これまでの企業では、社員は自分だけの情報をできるだけ他人に見せないことによって、自分の価値を高めて社内における自分の地位を高めたものです。テレビのドキュメンタリー番組やドラマでは、車のディーラーや生命保険の営業所で、それぞれの営業マンや生保レディーの契約件数の棒グラフが描かれている場面がよく出てきます。営業マンが互いに競い合うことによって、営業所あるいは会社全体の売上げに貢献するというのです。それぞれの営業マンが持つ顧客情報は、それぞれが苦労して作り上げた機密情報です。仲間同士といっても決して互いに見せることはありません。日本の会社組織では、社員が互いに切磋琢磨して競い合って会社のために貢献する方法として、このような競争をさせるのが普通だったように思います[2]。

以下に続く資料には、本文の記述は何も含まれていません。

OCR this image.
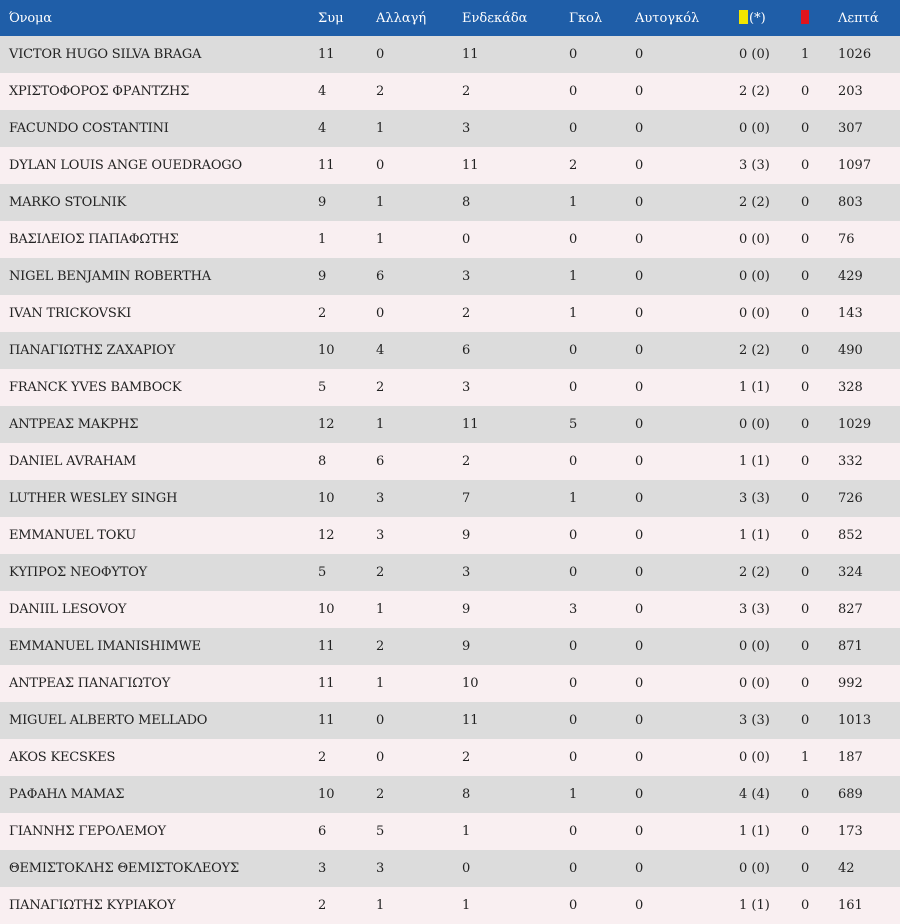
Όνομα	Συμ	Αλλαγή	Ενδεκάδα	Γκολ	Αυτογκόλ	(*)		Λεπτά
VICTOR HUGO SILVA BRAGA	11	0	11	0	0	0 (0)	1	1026
ΧΡΙΣΤΟΦΟΡΟΣ ΦΡΑΝΤΖΗΣ	4	2	2	0	0	2 (2)	0	203
FACUNDO COSTANTINI	4	1	3	0	0	0 (0)	0	307
DYLAN LOUIS ANGE OUEDRAOGO	11	0	11	2	0	3 (3)	0	1097
MARKO STOLNIK	9	1	8	1	0	2 (2)	0	803
ΒΑΣΙΛΕΙΟΣ ΠΑΠΑΦΩΤΗΣ	1	1	0	0	0	0 (0)	0	76
NIGEL BENJAMIN ROBERTHA	9	6	3	1	0	0 (0)	0	429
IVAN TRICKOVSKI	2	0	2	1	0	0 (0)	0	143
ΠΑΝΑΓΙΩΤΗΣ ΖΑΧΑΡΙΟΥ	10	4	6	0	0	2 (2)	0	490
FRANCK YVES BAMBOCK	5	2	3	0	0	1 (1)	0	328
ΑΝΤΡΕΑΣ ΜΑΚΡΗΣ	12	1	11	5	0	0 (0)	0	1029
DANIEL AVRAHAM	8	6	2	0	0	1 (1)	0	332
LUTHER WESLEY SINGH	10	3	7	1	0	3 (3)	0	726
EMMANUEL TOKU	12	3	9	0	0	1 (1)	0	852
ΚΥΠΡΟΣ ΝΕΟΦΥΤΟΥ	5	2	3	0	0	2 (2)	0	324
DANIIL LESOVOY	10	1	9	3	0	3 (3)	0	827
EMMANUEL IMANISHIMWE	11	2	9	0	0	0 (0)	0	871
ΑΝΤΡΕΑΣ ΠΑΝΑΓΙΩΤΟΥ	11	1	10	0	0	0 (0)	0	992
MIGUEL ALBERTO MELLADO	11	0	11	0	0	3 (3)	0	1013
AKOS KECSKES	2	0	2	0	0	0 (0)	1	187
ΡΑΦΑΗΛ ΜΑΜΑΣ	10	2	8	1	0	4 (4)	0	689
ΓΙΑΝΝΗΣ ΓΕΡΟΛΕΜΟΥ	6	5	1	0	0	1 (1)	0	173
ΘΕΜΙΣΤΟΚΛΗΣ ΘΕΜΙΣΤΟΚΛΕΟΥΣ	3	3	0	0	0	0 (0)	0	42
ΠΑΝΑΓΙΩΤΗΣ ΚΥΡΙΑΚΟΥ	2	1	1	0	0	1 (1)	0	161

IT化社会では、組織メンバーは互いに情報を共有して協力し合った方が信頼感と一体感が高まります。個々の営業マンがそれぞれが持つ顧客情報を独占するのではなく、共有した方が無駄がなく効率的だと言えます。


しかし、日本人はこれがとても苦手です。こそこそひそひそ、親しい仲間だけで相談しがちです。組織の中にいくつものグループができて、グループのメンバーだけで情報を共有しがちです。不平不満についても、同じです。これは、まさにヤクザ社会です。杯を交わせた兄弟の中では秘密はない、その外は敵と言うわけです。


人は齢を重ねるにつれて、色んな組織に関わリます。私自身も所属する大学と研究所の研究室や教室(学科)、センター、プロジェクトなどの他、学会や各種の委員会、自ら始めた会社や塾などの様々な組織の中で、その一人として生きています。それぞれの組織がうまく機能しているかどうかは、情報共有ができているかどうか、情報伝達の仕組みが多層構造になっていないかどうか、によると思います。そして、今の時代、さまざまなITテクノロジーが多層化でなくフラットな情報共有と情報伝達を可能としてくれています。


グーグル社の成功の秘訣は、ここにあると改めて思います。


[1]最近のオリンパスなどが、その例です。

[2]役人もこのやり方が好きです。日本の大学を互いに競争させて、互いに切磋琢磨することにより国際競争力のある大学ができるという発想です。国内のおける競争あるいは内部抗争をやっている余裕は日本にはないはずです。力を合わせて日本の高等教育と科学技術推進を行って、世界に貢献することを考えるべきだろうと思います。